We talked about Jack-Jack’s soul. She said she knew that the baby she knew that moved and kicked in her belly was still alive somewhere, but not here. Still, she wanted to say goodbye to his little body one last time, even though she had held it for hours that afternoon when it was still warm. She said she knew it was irrational, but would I please go get him for her?
I went down to the specimen refrigerator, where the body was awaiting transport to the morgue, and retrieved her baby’s cold, refrigerated body. I unwrapped it from the plastic bag that contained it, and redressed it in baby boy clothes and a handmade blanket. I placed Jack-Jack’s body in a bassinet and brought it back to her. We both cried.

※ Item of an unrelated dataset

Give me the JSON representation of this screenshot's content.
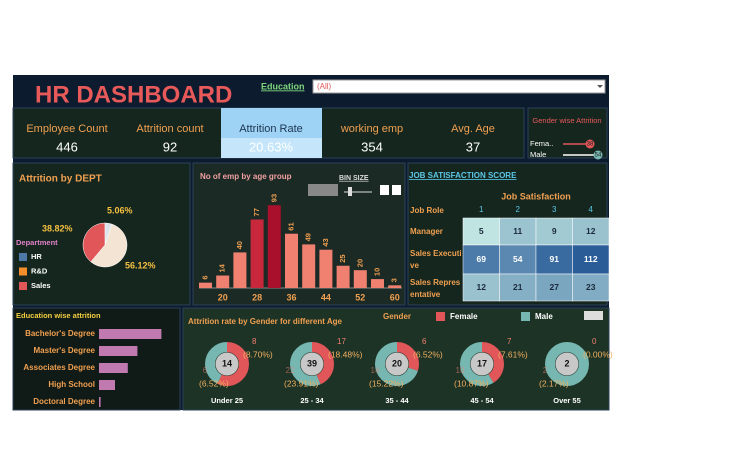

What I did was probably against the rules. I don’t really know. And it certainly wasn’t in my job description. Any nurse would have assessed her incision and given her pain medication, but not every nurse would have given her the emotional support she needed that night. Not because I’m a special nurse, but because I just happened to have the time that night, and we just happened to connect on a deeper level. We connected not just as patient and nurse that night, but as women, and as mothers.
She thanked me for the “girl talk”, as she called it. She thanked me for bringing her baby’s body back to her. She thanked me for helping her get through the first night without him. But most importantly, she thanked me for restoring her faith and trust in the medical profession. Despite all that, I’m sure she helped me more than I helped her.
I’m not the same lost, overachieving young nurse that I was twenty years ago. I have heard it said, as the healer heals others, she also heals herself. I don’t know about being a healer, but I’m certain that those patients whose lives I’ve touched the most profoundly have played the biggest part in my own soul healing. There are times when I’m so busy taking care of everyone else’s needs that I don’t take care of myself, but I’ve learned to cut myself some slack. Nursing is a hard job, and I’m sure I’m not the only nurse who has ever questioned my career choice. We are at times overworked, underappreciated, and stretched thin. There is something to be said for accepting and even appreciating the consequences of the choices you have made. That is what I want for my fellow nurses. Despite the challenges, I want you to see the potential you have for touching people’s lives, cut yourself some slack, break down the walls that you think are protecting you from being hurt, and be human. And I want you to love yourself for it.